After a weekend that saw Denmark's embassies torched in Lebanon and Syria, fury over the images continued to spread with protests held across Afghanistan as well as in Indian-held Kashmir, Indonesia, Lebanon, Iran and Thailand.
French Foreign Minister Philippe Douste-Blazy called for calm as the Arab world seethes over the cartoons which first appeared in a Danish daily and have been reprinted by several publications in Europe, Australia and Malaysia.
"Let us calm things down. We have had enough hate and intolerance," he said on French radio. "There is not a religion in the world that condones killing, or the burning of flags."
One Afghan protester was shot and killed when police opened fire after demonstrators threw stones at them in a second day of protests by more than 1,000 people in eastern Laghman province. Four others were injured.

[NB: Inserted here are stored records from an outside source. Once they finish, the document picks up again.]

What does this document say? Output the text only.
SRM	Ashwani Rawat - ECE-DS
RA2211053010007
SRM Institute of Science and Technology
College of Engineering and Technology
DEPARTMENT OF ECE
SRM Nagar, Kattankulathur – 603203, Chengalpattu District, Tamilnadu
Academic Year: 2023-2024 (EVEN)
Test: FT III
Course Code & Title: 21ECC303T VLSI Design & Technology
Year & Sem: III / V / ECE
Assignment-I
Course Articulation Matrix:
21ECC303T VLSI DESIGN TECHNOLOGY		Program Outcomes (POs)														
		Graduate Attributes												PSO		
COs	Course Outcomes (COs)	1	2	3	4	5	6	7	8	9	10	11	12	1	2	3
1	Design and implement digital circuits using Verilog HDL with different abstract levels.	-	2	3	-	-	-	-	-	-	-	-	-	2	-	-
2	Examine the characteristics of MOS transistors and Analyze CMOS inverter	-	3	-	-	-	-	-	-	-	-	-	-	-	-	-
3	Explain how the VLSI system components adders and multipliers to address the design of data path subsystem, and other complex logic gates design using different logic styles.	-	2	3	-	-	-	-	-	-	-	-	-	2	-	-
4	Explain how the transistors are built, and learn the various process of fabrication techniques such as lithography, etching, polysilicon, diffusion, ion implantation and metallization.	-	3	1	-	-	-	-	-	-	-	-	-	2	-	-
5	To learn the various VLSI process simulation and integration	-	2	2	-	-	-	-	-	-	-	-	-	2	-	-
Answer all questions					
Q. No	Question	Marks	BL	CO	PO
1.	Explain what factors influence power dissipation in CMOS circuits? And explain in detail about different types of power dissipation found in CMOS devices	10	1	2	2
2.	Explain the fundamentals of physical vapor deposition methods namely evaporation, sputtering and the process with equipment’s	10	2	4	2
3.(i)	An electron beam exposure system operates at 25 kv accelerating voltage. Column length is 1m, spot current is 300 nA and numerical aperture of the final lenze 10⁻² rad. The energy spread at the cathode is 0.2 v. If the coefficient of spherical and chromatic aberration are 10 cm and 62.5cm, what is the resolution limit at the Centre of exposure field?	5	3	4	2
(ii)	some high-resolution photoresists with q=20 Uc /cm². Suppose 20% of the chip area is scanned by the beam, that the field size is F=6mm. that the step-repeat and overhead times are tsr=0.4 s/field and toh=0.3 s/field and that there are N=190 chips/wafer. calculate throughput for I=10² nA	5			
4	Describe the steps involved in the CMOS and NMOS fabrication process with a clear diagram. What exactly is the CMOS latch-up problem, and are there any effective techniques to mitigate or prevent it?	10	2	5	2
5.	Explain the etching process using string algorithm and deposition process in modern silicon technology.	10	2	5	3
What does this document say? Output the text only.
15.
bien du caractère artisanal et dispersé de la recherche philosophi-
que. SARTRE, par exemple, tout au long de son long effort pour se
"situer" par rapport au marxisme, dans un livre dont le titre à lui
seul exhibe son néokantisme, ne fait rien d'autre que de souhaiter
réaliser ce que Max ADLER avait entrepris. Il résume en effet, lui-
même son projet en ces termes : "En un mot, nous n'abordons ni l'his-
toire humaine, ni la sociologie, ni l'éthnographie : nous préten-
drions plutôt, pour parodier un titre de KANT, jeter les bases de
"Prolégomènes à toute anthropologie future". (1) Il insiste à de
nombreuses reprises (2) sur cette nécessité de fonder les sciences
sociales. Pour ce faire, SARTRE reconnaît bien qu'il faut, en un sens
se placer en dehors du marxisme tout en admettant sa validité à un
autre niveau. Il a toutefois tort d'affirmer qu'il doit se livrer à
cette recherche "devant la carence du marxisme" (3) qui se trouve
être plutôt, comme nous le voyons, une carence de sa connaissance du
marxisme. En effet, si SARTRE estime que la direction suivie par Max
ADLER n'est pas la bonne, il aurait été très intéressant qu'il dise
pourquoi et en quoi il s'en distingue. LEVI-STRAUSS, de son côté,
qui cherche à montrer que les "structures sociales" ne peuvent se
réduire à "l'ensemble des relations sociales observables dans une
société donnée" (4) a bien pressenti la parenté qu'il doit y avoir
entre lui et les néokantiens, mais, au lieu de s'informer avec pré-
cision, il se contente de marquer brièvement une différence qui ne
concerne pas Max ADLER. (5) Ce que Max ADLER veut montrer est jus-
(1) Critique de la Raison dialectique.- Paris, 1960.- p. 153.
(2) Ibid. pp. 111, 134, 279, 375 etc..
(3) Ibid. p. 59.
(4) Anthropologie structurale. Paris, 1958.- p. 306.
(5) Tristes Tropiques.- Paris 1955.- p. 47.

In Kabul about 300 people marched on Denmark's embassy, where they torched a Danish flag and threw stones at the embassy, shouting "Death to Denmark, death to Norway, death to America, death to Bush."
Around 1,000 protestors also gathered in the northern city of Mazar-i-Sharif and burnt the flags of France, Denmark and Norway. Hundreds protested in Kandahar, while more than 5,000 marched in Parwan province near Kabul.
In Lebanon, one person died and almost 50 people were wounded during rioting in the capital Beirut which saw the Danish consulate set ablaze, police said yesterday.
One of the demonstrators involved in torching the mission was found dead in the staircase of the building, which was attacked by crowds of protestors on Sunday.
In Indonesia's second-largest city of Surabaya, police fired warning shots outside the US consulate to disperse 200 protesters from the hardline Front of the Defenders of Islam, who earlier smashed windows at the Danish consulate.
Some 30 armed police took away two of the group who tried to remove the US consulate's plaque, triggering fury from the mob, which shoved police. They retaliated by firing a volley of about 20 shots into the air to disperse them.
In the Indonesian capital Jakarta, hundreds of people demonstrated outside the Danish embassy, which was closed, calling for an apology from the Danish government over the offending images.
About 200 people pelted the Austrian Embassy in Tehran with petrol bombs and stones. The protesters smashed all the diplomatic mission's windows with stones and then tried to hurl petrol bombs inside. Austria currently holds the presidency of the EU.
The bombs exploded in flames against metal grilles guarding the windows, but the building did not catch fire and the flames were quickly put out by police with fire extinguishers.
The protest fizzled out after about an hour.